Throughout the world? We'd likely see several no-go zones where reactors used to be and people dying from exposure to radiactive nastiness. 'Dirty bombs' could also become popular with warlords as weapons of mass extortion. Nuclear power requires a stable, well-funded support infrastructure run by trained professionals, and much of the world can't provide that.
 
Reductions in cancer - nukes produce a lot less radiation than conventional coal power stations.

Probably a lot cheaper power - the excessive costs of decomissioning a nuke are mainly due to the grovelling to the eco-terrorists over every possible little thing - it could be halved with no noticeable safety issue.

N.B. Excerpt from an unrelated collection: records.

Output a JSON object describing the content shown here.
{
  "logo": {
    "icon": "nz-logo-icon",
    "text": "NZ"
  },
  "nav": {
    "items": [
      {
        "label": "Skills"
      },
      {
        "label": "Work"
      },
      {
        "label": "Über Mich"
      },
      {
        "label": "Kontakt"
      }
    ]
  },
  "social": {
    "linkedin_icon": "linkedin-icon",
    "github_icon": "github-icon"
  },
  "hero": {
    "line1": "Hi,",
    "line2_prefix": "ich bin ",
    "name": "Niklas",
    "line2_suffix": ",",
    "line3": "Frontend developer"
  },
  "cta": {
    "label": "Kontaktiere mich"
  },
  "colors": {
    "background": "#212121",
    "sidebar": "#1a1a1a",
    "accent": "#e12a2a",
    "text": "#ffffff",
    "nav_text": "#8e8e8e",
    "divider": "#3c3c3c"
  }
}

No incredibly expensive and wasteful windmills.
 
Depends on the types of reactors and how they are operated. Pebble beds are passively safe making them agreeable in situations where their isn't a carrier's worth of nuclear professionals around. Fast Breeders can basically solve the nuclear waste problem by turning it into fuel. But to get to the technical and economic point where nuclear power is widespread (IE a near total replacement for coal/oil/gas) you need to dump massive amounts of money into R&D and into developing a class of people who will treat The Rules as gospel and the safe operating of the reactors as a holy charge . Ok... maybe thats overstating things a bit but you want a program like the US Navy with Rickover at the helm. Anyway if you can build enough big reactors or a lot of neighborhood sized ones you can solve most of the developed world's energy problems. With cheap electricity there may be more willingness to study plug in cars particularly if a rise in fossil fuel prices was the cause of the initial nuclear research. Also the lack of conventional plants pumping toxic soot into the atmosphere is likely to have a positive environmental and health impact. Undeveloped parts of the world are more problematic. Even with passively safe reactors someone needs to keep an eye on and maintain them and I doubt a country like Mexico much less one like Haiti is going to have the money, stability and political will to create a class of competent nuclear engineers when the USSR was hard pressed to do it. That said if you can somehow get them to operate them safely you have power. And if you have power you have water from desalinization and treatment plants, you have pumps to get it around to drink or irrigate with, you have power for factories, vehicles, lights, and those most important of things tv and computers ;).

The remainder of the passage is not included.